EL fotógrafo, que trata de convencerme de la superioridad de todo hombre que haya nacido entre las Vistillas y el Hipódromo, tiene razón. Dolores me va gustando cada vez más. A medida que pasan días, encuentro en mi prima mayores encantos.
Tiene unos ojos que antes no me había fijado en ellos; unos ojos, que parece que van a romper a hablar a cada momento, sombreados por las pestañas que se le acercan a las cejas, y le dan una expresión de pájaro nocturno. Luego, bajo la apariencia de muchacha traviesa, hay en ella una ingenuidad y una candidez asombrosa, sin asomo de fingimiento.
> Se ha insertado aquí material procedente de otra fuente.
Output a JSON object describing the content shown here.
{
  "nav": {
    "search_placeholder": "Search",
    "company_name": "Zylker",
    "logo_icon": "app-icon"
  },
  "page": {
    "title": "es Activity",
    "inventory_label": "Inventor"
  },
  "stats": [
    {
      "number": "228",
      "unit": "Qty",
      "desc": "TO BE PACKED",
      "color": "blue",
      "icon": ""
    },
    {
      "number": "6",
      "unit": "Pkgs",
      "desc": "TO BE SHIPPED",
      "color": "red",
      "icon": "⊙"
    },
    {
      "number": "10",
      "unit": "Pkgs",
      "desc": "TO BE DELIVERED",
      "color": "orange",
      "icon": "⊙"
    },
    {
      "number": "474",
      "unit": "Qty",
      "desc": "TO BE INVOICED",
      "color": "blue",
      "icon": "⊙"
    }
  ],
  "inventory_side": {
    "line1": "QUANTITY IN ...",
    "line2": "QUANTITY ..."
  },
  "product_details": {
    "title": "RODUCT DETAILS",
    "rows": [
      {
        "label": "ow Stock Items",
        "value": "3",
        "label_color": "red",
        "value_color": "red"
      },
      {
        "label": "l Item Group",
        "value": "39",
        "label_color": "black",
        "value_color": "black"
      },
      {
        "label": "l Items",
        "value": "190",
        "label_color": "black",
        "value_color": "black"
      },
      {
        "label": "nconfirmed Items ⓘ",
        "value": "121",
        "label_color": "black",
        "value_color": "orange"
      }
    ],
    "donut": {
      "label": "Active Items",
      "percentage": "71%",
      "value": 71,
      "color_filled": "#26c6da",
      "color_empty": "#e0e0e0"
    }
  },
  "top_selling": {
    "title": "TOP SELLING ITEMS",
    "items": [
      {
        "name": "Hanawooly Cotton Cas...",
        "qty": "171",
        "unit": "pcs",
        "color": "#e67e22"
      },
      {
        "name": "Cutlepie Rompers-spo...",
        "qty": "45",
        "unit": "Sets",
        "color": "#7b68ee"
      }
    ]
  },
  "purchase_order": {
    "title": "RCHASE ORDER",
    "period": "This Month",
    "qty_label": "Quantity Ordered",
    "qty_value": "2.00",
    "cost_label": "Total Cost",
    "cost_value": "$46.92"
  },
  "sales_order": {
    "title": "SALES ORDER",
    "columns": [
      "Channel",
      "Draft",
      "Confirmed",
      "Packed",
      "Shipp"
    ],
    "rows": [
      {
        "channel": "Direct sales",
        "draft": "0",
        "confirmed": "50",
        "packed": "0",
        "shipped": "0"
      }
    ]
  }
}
El otro día estaban de visita unas amigas de Dolores. Al ver una lámina de un periódico ilustrado, en donde venía el retrato de Liane de Pougy, se comenzó a hablar de estas heteras célebres. Me preguntaron a mí si conocía algunas, y les dije que sí, que había visto bailar a la Otero, a la Cleo de Merode y algunas otras.
—¡Valientes tunantas serán! —dijo una de las amigas de Dolores—. Si yo fuera hombre, no las había de mirar ni a la cara.
—Pues yo creo que si fuera hombre me gustarían mucho —saltó Dolores.
Todas protestaron. Después que se fueron las visitas, Dolores me dijo que hace colección de estampas de cajas de fósforos, y de eso conoce los retratos de la Otero y de las otras bailarinas y actrices. En un armario tiene unas cajitas con fotografías, cartas de sus amigas del colegio de Orihuela, en donde se educó, y otra porción de quisicosas guardadas.
Mientras me enseñaba estos tesoros, que yo iba examinando atentamente, le dije como quien no da importancia a la cosa:
—Es raro que nosotros nos hablemos de usted siendo primos.
—¡Bah! Es un parentesco el nuestro tan lejano… Blanca me ha ayudado, y ha hecho que, en broma, Dolores y yo nos hablemos de tú.